Your new blue thermal shirt, the one you bought from Land's End, made your eyes seem especially blue. In the past few years, you've worn mostly earth tones, because they're easier for you to mix and match, and it's been a while since I've seen you in blue. It's a favorite of mine.
I went to work in my jeans and sweatshirt, and you headed to Birmingham in a one-way rental car so that you could bring the bike back. You called during my lunchtime to let me know you'd picked up the bike, and you were cheerful and excited, but vague. You were going to try to bring the bike home, but it was understood from our previous conversations that if you ran into bad weather, you would stop.
I have played that conversation back in my head countless times. I was busy, and the details of your conversation quickly escaped my mind, like normal conversations often do. In the first few weeks, I have asked myself over and over if my remembering the conversation more clearly would have made any difference, and even though I know now it would have made no difference at all, I still beat myself up over it.
During lunch, with my coworkers, I admitted my fears. I had not wanted you to buy the bike, but you were insistent, determined, focused. When you asked me on Thanksgiving if you could purchase it, you asked me one thing: What do I need to do to make you happy so I can buy this bike? I ranted about it around our department table, and my co-workers reassured me that you would be fine.
What happened next was both utterly simple, and gut-wrenchingly complex. You didn't come home.
There are voicemails on your phone that I don't have the emotional stability to listen to just yet. As Friday night went on, I began to shift from curiosity to concern to outright worry. The tenor of the messages began to change. When will you be here? shifted to I know I'm probably being a worrywort, could you call? and then to Look, I'm starting to panic, could you call me? I'd feel much better if I could hear your voice.

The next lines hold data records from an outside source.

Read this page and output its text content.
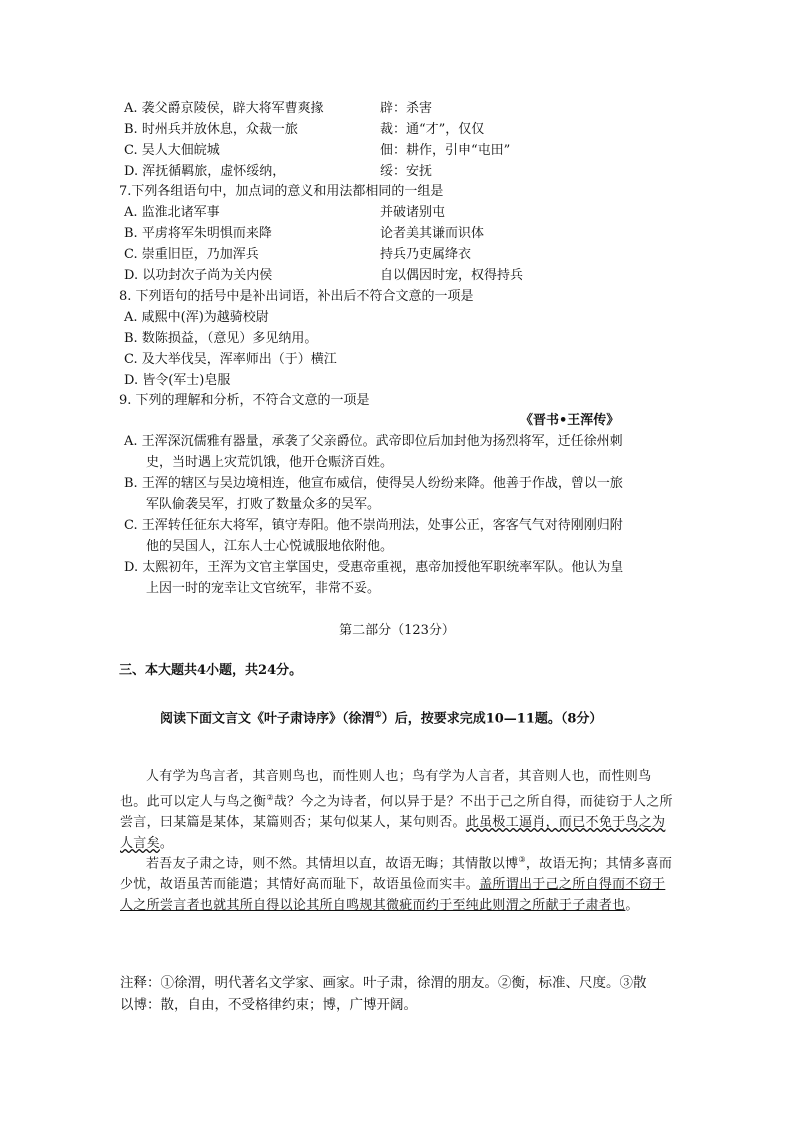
A. 袭父爵京陵侯，辟大将军曹爽掾	辟：杀害
B. 时州兵并放休息，众裁一旅	裁：通“才”，仅仅
C. 吴人大佃皖城	佃：耕作，引申“屯田”
D. 浑抚循羁旅，虚怀绥纳，	绥：安抚
7.下列各组语句中，加点词的意义和用法都相同的一组是
A. 监淮北诸军事	并破诸别屯
B. 平虏将军朱明惧而来降	论者美其谦而识体
C. 崇重旧臣，乃加浑兵	持兵乃吏属绛衣
D. 以功封次子尚为关内侯	自以偶因时宠，权得持兵
8. 下列语句的括号中是补出词语，补出后不符合文意的一项是
A. 咸熙中(浑)为越骑校尉
B. 数陈损益，（意见）多见纳用。
C. 及大举伐吴，浑率师出（于）横江
D. 皆令(军士)皂服
9. 下列的理解和分析，不符合文意的一项是
《晋书•王浑传》
A. 王浑深沉儒雅有器量，承袭了父亲爵位。武帝即位后加封他为扬烈将军，迁任徐州刺
史，当时遇上灾荒饥饿，他开仓赈济百姓。
B. 王浑的辖区与吴边境相连，他宣布威信，使得吴人纷纷来降。他善于作战，曾以一旅
军队偷袭吴军，打败了数量众多的吴军。
C. 王浑转任征东大将军，镇守寿阳。他不崇尚刑法，处事公正，客客气气对待刚刚归附
他的吴国人，江东人士心悦诚服地依附他。
D. 太熙初年，王浑为文官主掌国史，受惠帝重视，惠帝加授他军职统率军队。他认为皇
上因一时的宠幸让文官统军，非常不妥。
第二部分（123分）
三、本大题共4小题，共24分。
阅读下面文言文《叶子肃诗序》（徐渭①）后，按要求完成10—11题。（8分）
人有学为鸟言者，其音则鸟也，而性则人也；鸟有学为人言者，其音则人也，而性则鸟也。此可以定人与鸟之衡②哉？今之为诗者，何以异于是？不出于己之所自得，而徒窃于人之所尝言，曰某篇是某体，某篇则否；某句似某人，某句则否。此虽极工逼肖，而已不免于鸟之为人言矣。
若吾友子肃之诗，则不然。其情坦以直，故语无晦；其情散以博③，故语无拘；其情多喜而少忧，故语虽苦而能遣；其情好高而耻下，故语虽俭而实丰。盖所谓出于己之所自得而不窃于人之所尝言者也就其所自得以论其所自鸣规其微疵而约于至纯此则渭之所献于子肃者也。
注释：①徐渭，明代著名文学家、画家。叶子肃，徐渭的朋友。②衡，标准、尺度。③散
以博：散，自由，不受格律约束；博，广博开阔。
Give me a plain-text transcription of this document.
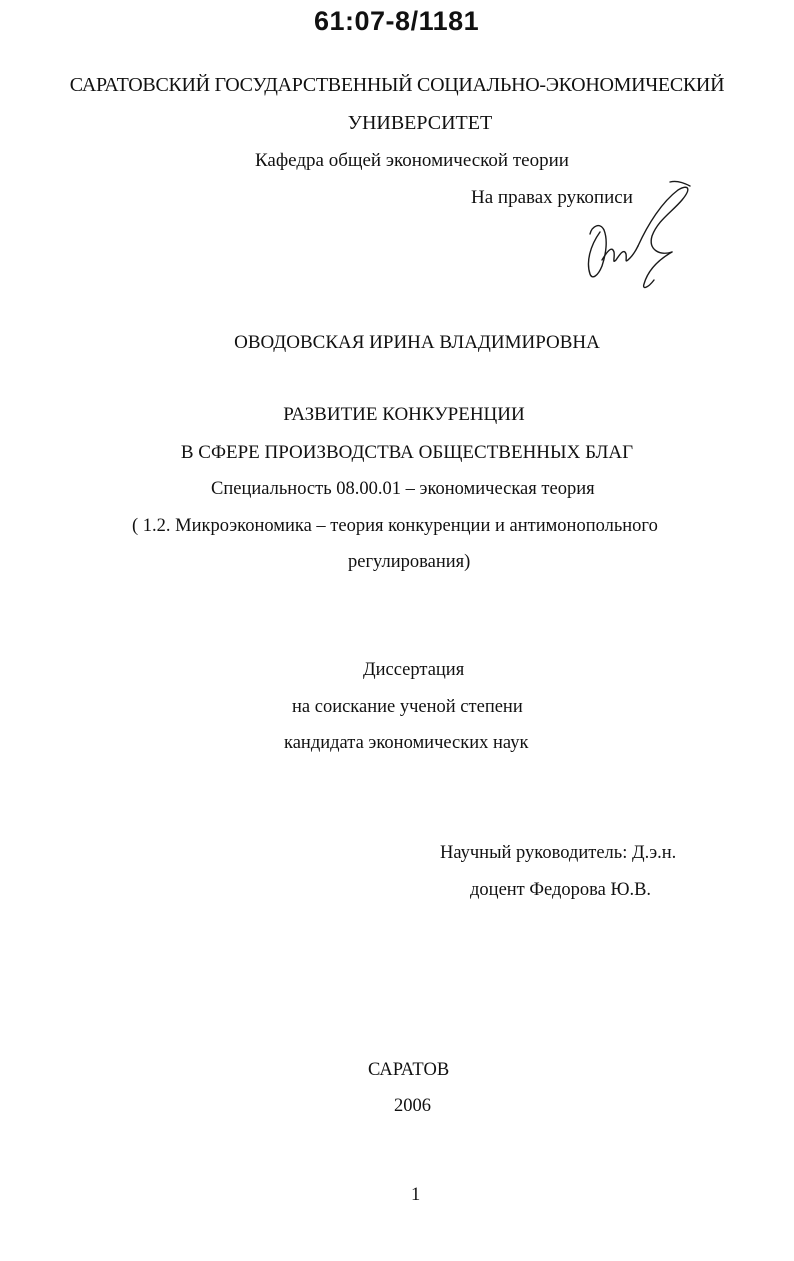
61:07-8/1181
САРАТОВСКИЙ ГОСУДАРСТВЕННЫЙ СОЦИАЛЬНО-ЭКОНОМИЧЕСКИЙ
УНИВЕРСИТЕТ
Кафедра общей экономической теории
На правах рукописи
ОВОДОВСКАЯ ИРИНА ВЛАДИМИРОВНА
РАЗВИТИЕ КОНКУРЕНЦИИ
В СФЕРЕ ПРОИЗВОДСТВА ОБЩЕСТВЕННЫХ БЛАГ
Специальность 08.00.01 – экономическая теория
( 1.2. Микроэкономика – теория конкуренции и антимонопольного
регулирования)
Диссертация
на соискание ученой степени
кандидата экономических наук
Научный руководитель: Д.э.н.
доцент Федорова Ю.В.
САРАТОВ
2006
1
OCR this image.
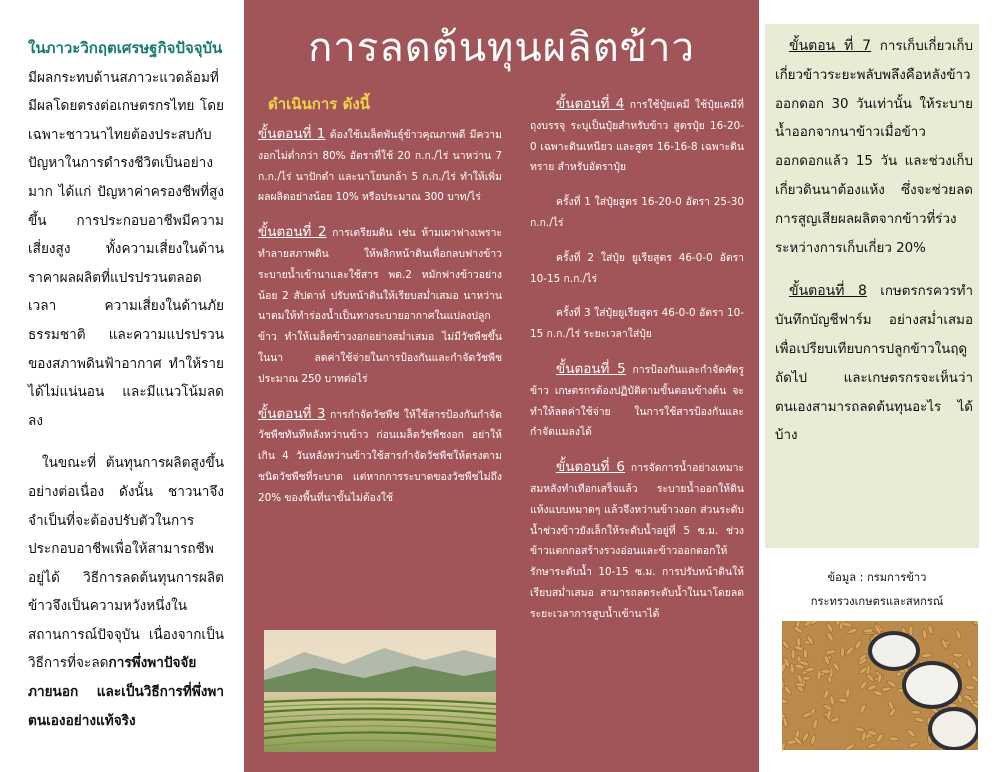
ในภาวะวิกฤตเศรษฐกิจปัจจุบัน มีผลกระทบด้านสภาวะแวดล้อมที่มีผลโดยตรงต่อเกษตรกรไทย โดยเฉพาะชาวนาไทยต้องประสบกับปัญหาในการดำรงชีวิตเป็นอย่างมาก ได้แก่ ปัญหาค่าครองชีพที่สูงขึ้น การประกอบอาชีพมีความเสี่ยงสูง ทั้งความเสี่ยงในด้านราคาผลผลิตที่แปรปรวนตลอดเวลา ความเสี่ยงในด้านภัยธรรมชาติ และความแปรปรวนของสภาพดินฟ้าอากาศ ทำให้รายได้ไม่แน่นอน และมีแนวโน้มลดลง

ในขณะที่ ต้นทุนการผลิตสูงขึ้นอย่างต่อเนื่อง ดังนั้น ชาวนาจึงจำเป็นที่จะต้องปรับตัวในการประกอบอาชีพเพื่อให้สามารถชีพอยู่ได้ วิธีการลดต้นทุนการผลิตข้าวจึงเป็นความหวังหนึ่งในสถานการณ์ปัจจุบัน เนื่องจากเป็นวิธีการที่จะลดการพึ่งพาปัจจัยภายนอก และเป็นวิธีการที่พึ่งพาตนเองอย่างแท้จริง

การลดต้นทุนผลิตข้าว
ดำเนินการ ดังนี้

ขั้นตอนที่ 1 ต้องใช้เมล็ดพันธุ์ข้าวคุณภาพดี มีความงอกไม่ต่ำกว่า 80% อัตราที่ใช้ 20 ก.ก./ไร่ นาหว่าน 7 ก.ก./ไร่ นาปักดำ และนาโยนกล้า 5 ก.ก./ไร่ ทำให้เพิ่มผลผลิตอย่างน้อย 10% หรือประมาณ 300 บาท/ไร่

ขั้นตอนที่ 2 การเตรียมดิน เช่น ห้ามเผาฟางเพราะทำลายสภาพดิน ให้พลิกหน้าดินเพื่อกลบฟางข้าว ระบายน้ำเข้านาและใช้สาร พด.2 หมักฟางข้าวอย่างน้อย 2 สัปดาห์ ปรับหน้าดินให้เรียบสม่ำเสมอ นาหว่าน นาตมให้ทำร่องน้ำเป็นทางระบายอากาศในแปลงปลูกข้าว ทำให้เมล็ดข้าวงอกอย่างสม่ำเสมอ ไม่มีวัชพืชขึ้นในนา ลดค่าใช้จ่ายในการป้องกันและกำจัดวัชพืช ประมาณ 250 บาทต่อไร่

ขั้นตอนที่ 3 การกำจัดวัชพืช ให้ใช้สารป้องกันกำจัดวัชพืชทันทีหลังหว่านข้าว ก่อนเมล็ดวัชพืชงอก อย่าให้เกิน 4 วันหลังหว่านข้าวใช้สารกำจัดวัชพืชให้ตรงตามชนิดวัชพืชที่ระบาด แต่หากการระบาดของวัชพืชไม่ถึง 20% ของพื้นที่นาขั้นไม่ต้องใช้

ขั้นตอนที่ 4 การใช้ปุ๋ยเคมี ใช้ปุ๋ยเคมีที่ถุงบรรจุ ระบุเป็นปุ๋ยสำหรับข้าว สูตรปุ๋ย 16-20-0 เฉพาะดินเหนียว และสูตร 16-16-8 เฉพาะดินทราย สำหรับอัตราปุ๋ย

ครั้งที่ 1 ใส่ปุ๋ยสูตร 16-20-0 อัตรา 25-30 ก.ก./ไร่

ครั้งที่ 2 ใส่ปุ๋ย ยูเรียสูตร 46-0-0 อัตรา 10-15 ก.ก./ไร่

ครั้งที่ 3 ใส่ปุ๋ยยูเรียสูตร 46-0-0 อัตรา 10-15 ก.ก./ไร่ ระยะเวลาใส่ปุ๋ย

ขั้นตอนที่ 5 การป้องกันและกำจัดศัตรูข้าว เกษตรกรต้องปฏิบัติตามขั้นตอนข้างต้น จะทำให้ลดค่าใช้จ่าย ในการใช้สารป้องกันและกำจัดแมลงได้

ขั้นตอนที่ 6 การจัดการน้ำอย่างเหมาะสมหลังทำเทือกเสร็จแล้ว ระบายน้ำออกให้ดินแห้งแบบหมาดๆ แล้วจึงหว่านข้าวงอก ส่วนระดับน้ำช่วงข้าวยังเล็กให้ระดับน้ำอยู่ที่ 5 ซ.ม. ช่วงข้าวแตกกอสร้างรวงอ่อนและข้าวออกดอกให้รักษาระดับน้ำ 10-15 ซ.ม. การปรับหน้าดินให้เรียบสม่ำเสมอ สามารถลดระดับน้ำในนาโดยลดระยะเวลาการสูบน้ำเข้านาได้

ขั้นตอน ที่ 7 การเก็บเกี่ยวเก็บเกี่ยวข้าวระยะพลับพลึงคือหลังข้าวออกดอก 30 วันเท่านั้น ให้ระบายน้ำออกจากนาข้าวเมื่อข้าวออกดอกแล้ว 15 วัน และช่วงเก็บเกี่ยวดินนาต้องแห้ง ซึ่งจะช่วยลดการสูญเสียผลผลิตจากข้าวที่ร่วงระหว่างการเก็บเกี่ยว 20%

ขั้นตอนที่ 8 เกษตรกรควรทำบันทึกบัญชีฟาร์ม อย่างสม่ำเสมอเพื่อเปรียบเทียบการปลูกข้าวในฤดูถัดไป และเกษตรกรจะเห็นว่าตนเองสามารถลดต้นทุนอะไร ได้บ้าง

ข้อมูล : กรมการข้าว
กระทรวงเกษตรและสหกรณ์
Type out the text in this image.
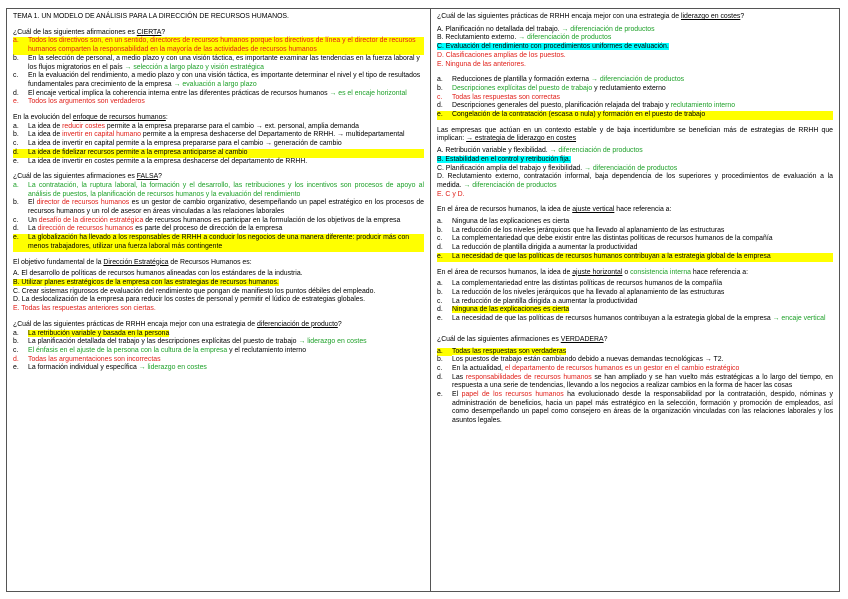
TEMA 1. UN MODELO DE ANÁLISIS PARA LA DIRECCIÓN DE RECURSOS HUMANOS.

¿Cuál de las siguientes afirmaciones es CIERTA?

a.	Todos los directivos son, en un sentido, directores de recursos humanos porque los directivos de línea y el director de recursos humanos comparten la responsabilidad en la mayoría de las actividades de recursos humanos

b.	En la selección de personal, a medio plazo y con una visión táctica, es importante examinar las tendencias en la fuerza laboral y los flujos migratorios en el país → selección a largo plazo y visión estratégica

c.	En la evaluación del rendimiento, a medio plazo y con una visión táctica, es importante determinar el nivel y el tipo de resultados fundamentales para crecimiento de la empresa → evaluación a largo plazo

d.	El encaje vertical implica la coherencia interna entre las diferentes prácticas de recursos humanos → es el encaje horizontal

e.	Todos los argumentos son verdaderos

En la evolución del enfoque de recursos humanos:

a.	La idea de reducir costes permite a la empresa prepararse para el cambio → ext. personal, amplia demanda

b.	La idea de invertir en capital humano permite a la empresa deshacerse del Departamento de RRHH. → multidepartamental

c.	La idea de invertir en capital permite a la empresa prepararse para el cambio → generación de cambio

d.	La idea de fidelizar recursos permite a la empresa anticiparse al cambio

e.	La idea de invertir en costes permite a la empresa deshacerse del departamento de RRHH.

¿Cuál de las siguientes afirmaciones es FALSA?

a.	La contratación, la ruptura laboral, la formación y el desarrollo, las retribuciones y los incentivos son procesos de apoyo al análisis de puestos, la planificación de recursos humanos y la evaluación del rendimiento

b.	El director de recursos humanos es un gestor de cambio organizativo, desempeñando un papel estratégico en los procesos de recursos humanos y un rol de asesor en áreas vinculadas a las relaciones laborales

c.	Un desafío de la dirección estratégica de recursos humanos es participar en la formulación de los objetivos de la empresa

d.	La dirección de recursos humanos es parte del proceso de dirección de la empresa

e.	La globalización ha llevado a los responsables de RRHH a conducir los negocios de una manera diferente: producir más con menos trabajadores, utilizar una fuerza laboral más contingente

El objetivo fundamental de la Dirección Estratégica de Recursos Humanos es:

A. El desarrollo de políticas de recursos humanos alineadas con los estándares de la industria.

B. Utilizar planes estratégicos de la empresa con las estrategias de recursos humanos.

C. Crear sistemas rigurosos de evaluación del rendimiento que pongan de manifiesto los puntos débiles del empleado.

D. La deslocalización de la empresa para reducir los costes de personal y permitir el lúdico de estrategias globales.

E. Todas las respuestas anteriores son ciertas.

¿Cuál de las siguientes prácticas de RRHH encaja mejor con una estrategia de diferenciación de producto?

a.	La retribución variable y basada en la persona

b.	La planificación detallada del trabajo y las descripciones explícitas del puesto de trabajo → liderazgo en costes

c.	El énfasis en el ajuste de la persona con la cultura de la empresa y el reclutamiento interno

d.	Todas las argumentaciones son incorrectas

e.	La formación individual y específica → liderazgo en costes

¿Cuál de las siguientes prácticas de RRHH encaja mejor con una estrategia de liderazgo en costes?

A. Planificación no detallada del trabajo. → diferenciación de productos

B. Reclutamiento externo. → diferenciación de productos

C. Evaluación del rendimiento con procedimientos uniformes de evaluación.

D. Clasificaciones amplias de los puestos.

E. Ninguna de las anteriores.

a.	Reducciones de plantilla y formación externa → diferenciación de productos

b.	Descripciones explícitas del puesto de trabajo y reclutamiento externo

c.	Todas las respuestas son correctas

d.	Descripciones generales del puesto, planificación relajada del trabajo y reclutamiento interno

e.	Congelación de la contratación (escasa o nula) y formación en el puesto de trabajo

Las empresas que actúan en un contexto estable y de baja incertidumbre se benefician más de estrategias de RRHH que implican: → estrategia de liderazgo en costes

A. Retribución variable y flexibilidad. → diferenciación de productos

B. Estabilidad en el control y retribución fija.

C. Planificación amplia del trabajo y flexibilidad. → diferenciación de productos

D. Reclutamiento externo, contratación informal, baja dependencia de los superiores y procedimientos de evaluación a la medida. → diferenciación de productos

E. C y D.

En el área de recursos humanos, la idea de ajuste vertical hace referencia a:

a.	Ninguna de las explicaciones es cierta

b.	La reducción de los niveles jerárquicos que ha llevado al aplanamiento de las estructuras

c.	La complementariedad que debe existir entre las distintas políticas de recursos humanos de la compañía

d.	La reducción de plantilla dirigida a aumentar la productividad

e.	La necesidad de que las políticas de recursos humanos contribuyan a la estrategia global de la empresa

En el área de recursos humanos, la idea de ajuste horizontal o consistencia interna hace referencia a:

a.	La complementariedad entre las distintas políticas de recursos humanos de la compañía

b.	La reducción de los niveles jerárquicos que ha llevado al aplanamiento de las estructuras

c.	La reducción de plantilla dirigida a aumentar la productividad

d.	Ninguna de las explicaciones es cierta

e.	La necesidad de que las políticas de recursos humanos contribuyan a la estrategia global de la empresa → encaje vertical

¿Cuál de las siguientes afirmaciones es VERDADERA?

a.	Todas las respuestas son verdaderas

b.	Los puestos de trabajo están cambiando debido a nuevas demandas tecnológicas → T2.

c.	En la actualidad, el departamento de recursos humanos es un gestor en el cambio estratégico

d.	Las responsabilidades de recursos humanos se han ampliado y se han vuelto más estratégicas a lo largo del tiempo, en respuesta a una serie de tendencias, llevando a los negocios a realizar cambios en la forma de hacer las cosas

e.	El papel de los recursos humanos ha evolucionado desde la responsabilidad por la contratación, despido, nóminas y administración de beneficios, hacia un papel más estratégico en la selección, formación y promoción de empleados, así como desempeñando un papel como consejero en áreas de la organización vinculadas con las relaciones laborales y los asuntos legales.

We are independent, see. Probably one of the most independent married couples I've ever known.
It turns out, though, there's a situation that punches every button I have: not knowing where you are.
I spent Friday night sewing on Tamara's quilt top, trying to stay positive, trying to steer my thoughts away from the boy who didn't answer his phone or reply to text messages, trying to remain strong and independent. Trying to wait for you to come home.
* * * * *
I dread writing these things publicly because I do not know what to do with the outpouring of sympathy and remembered grief that will come, but as the weeks have gone on, I realize that I must speak. I am your memory keeper now. I must hold these remembrances until you are ready to take them back for yourself, and if I do not write these remembrances down, I will lose them.
If I lose them, you lose them, and I can't allow that to happen.